If you are rushed to the hospital in an ambulance, the ACA says your insurance company has to pay for the ambulance ride. 

If your son or daughter has a bout with depression or suffers from panic attacks, the ACA says your insurance company needs to pay for their medicine and treatment from a mental health professional.

People should be angry that their insurance companies were not paying for these humane, common sense benefits all along. 

It baffles me that people are directing their anger at the ACA which rights these terrible wrongs.

The Hartford Courant newspaper reports that the CEO of Aetna insurance made $36 million last year plus several millions more in stock options. 

They also report that the CEO of Cigna cleared a cool $12.5 Million plus stock options. 

The American health insurance industry is one of the most profitable in the history of the world.

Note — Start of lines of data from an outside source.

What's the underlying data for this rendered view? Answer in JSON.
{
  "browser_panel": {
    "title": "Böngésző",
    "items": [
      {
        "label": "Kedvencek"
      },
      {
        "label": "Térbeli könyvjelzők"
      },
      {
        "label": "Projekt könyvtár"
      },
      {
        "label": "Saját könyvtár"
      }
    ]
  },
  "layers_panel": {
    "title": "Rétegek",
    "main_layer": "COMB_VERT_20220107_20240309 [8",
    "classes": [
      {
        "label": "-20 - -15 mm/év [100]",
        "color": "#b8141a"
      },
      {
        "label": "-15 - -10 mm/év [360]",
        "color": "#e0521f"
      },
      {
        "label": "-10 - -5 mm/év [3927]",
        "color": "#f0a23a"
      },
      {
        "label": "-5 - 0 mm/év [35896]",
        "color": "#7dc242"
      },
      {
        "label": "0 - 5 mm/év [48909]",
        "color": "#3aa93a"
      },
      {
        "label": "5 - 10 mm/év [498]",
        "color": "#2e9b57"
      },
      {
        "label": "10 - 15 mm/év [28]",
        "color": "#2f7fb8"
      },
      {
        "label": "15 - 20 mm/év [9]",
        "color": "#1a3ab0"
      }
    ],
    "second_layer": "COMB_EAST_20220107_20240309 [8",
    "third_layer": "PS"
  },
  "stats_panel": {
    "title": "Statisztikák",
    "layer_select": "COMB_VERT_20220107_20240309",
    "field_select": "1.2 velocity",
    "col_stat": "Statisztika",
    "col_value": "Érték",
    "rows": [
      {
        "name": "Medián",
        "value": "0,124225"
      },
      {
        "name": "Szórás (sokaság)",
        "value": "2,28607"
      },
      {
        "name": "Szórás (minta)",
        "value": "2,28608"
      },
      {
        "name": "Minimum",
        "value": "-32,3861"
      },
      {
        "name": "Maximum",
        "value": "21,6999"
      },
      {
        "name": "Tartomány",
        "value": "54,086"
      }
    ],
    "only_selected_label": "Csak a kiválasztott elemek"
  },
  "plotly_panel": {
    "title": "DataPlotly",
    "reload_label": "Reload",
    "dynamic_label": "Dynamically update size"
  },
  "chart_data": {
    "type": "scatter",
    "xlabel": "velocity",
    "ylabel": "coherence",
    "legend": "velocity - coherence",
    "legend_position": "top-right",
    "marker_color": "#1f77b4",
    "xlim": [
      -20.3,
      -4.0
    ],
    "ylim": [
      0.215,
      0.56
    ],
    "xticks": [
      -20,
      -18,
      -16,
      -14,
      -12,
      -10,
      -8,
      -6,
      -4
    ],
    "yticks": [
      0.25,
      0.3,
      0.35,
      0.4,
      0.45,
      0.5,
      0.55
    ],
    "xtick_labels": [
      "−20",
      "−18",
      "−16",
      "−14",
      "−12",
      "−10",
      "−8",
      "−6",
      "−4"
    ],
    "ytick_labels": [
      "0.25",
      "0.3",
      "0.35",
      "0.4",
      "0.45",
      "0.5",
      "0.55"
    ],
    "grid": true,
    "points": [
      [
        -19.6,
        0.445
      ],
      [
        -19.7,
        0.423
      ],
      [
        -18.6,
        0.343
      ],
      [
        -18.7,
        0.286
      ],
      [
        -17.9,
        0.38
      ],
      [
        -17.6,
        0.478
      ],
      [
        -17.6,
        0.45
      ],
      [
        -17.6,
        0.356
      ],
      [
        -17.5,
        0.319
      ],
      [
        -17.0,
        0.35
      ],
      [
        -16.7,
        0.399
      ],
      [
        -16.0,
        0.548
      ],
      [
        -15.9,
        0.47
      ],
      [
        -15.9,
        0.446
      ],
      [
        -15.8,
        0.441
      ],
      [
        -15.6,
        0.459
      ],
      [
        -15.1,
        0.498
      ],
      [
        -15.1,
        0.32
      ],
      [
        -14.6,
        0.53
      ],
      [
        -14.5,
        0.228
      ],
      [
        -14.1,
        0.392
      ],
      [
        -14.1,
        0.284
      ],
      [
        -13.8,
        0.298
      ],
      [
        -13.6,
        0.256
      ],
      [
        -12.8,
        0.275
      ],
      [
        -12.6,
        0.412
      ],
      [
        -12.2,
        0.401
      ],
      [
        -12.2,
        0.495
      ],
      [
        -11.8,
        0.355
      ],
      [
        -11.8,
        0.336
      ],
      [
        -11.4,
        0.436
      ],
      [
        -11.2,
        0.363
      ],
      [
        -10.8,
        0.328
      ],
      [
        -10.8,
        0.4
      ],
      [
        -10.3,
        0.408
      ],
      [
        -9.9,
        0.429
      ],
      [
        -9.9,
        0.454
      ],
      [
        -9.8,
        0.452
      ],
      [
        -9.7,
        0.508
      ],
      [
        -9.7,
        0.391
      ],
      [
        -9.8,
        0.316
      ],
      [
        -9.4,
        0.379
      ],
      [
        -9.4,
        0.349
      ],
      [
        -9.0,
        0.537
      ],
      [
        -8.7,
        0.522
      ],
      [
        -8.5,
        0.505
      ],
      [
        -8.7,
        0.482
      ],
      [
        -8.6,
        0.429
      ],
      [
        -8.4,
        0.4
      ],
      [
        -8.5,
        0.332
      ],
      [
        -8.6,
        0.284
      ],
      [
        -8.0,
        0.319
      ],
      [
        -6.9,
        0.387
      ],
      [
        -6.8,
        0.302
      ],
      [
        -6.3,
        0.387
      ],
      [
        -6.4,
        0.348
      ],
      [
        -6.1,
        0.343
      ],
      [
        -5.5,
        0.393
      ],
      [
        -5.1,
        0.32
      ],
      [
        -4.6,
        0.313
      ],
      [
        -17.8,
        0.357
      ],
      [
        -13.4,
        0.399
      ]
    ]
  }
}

Before the ACA, they made money by finding any excuse, any loophole to deny coverage to the sickest and most vulnerable people in our society.

Rather than being vindictive and canceling policies under the pretext of ObamaCare, the insurance companies should be thanking their lucky stars that they do not have to contend with a public option or a single payer system. That is what the law allows in every other modern industrialized democracy.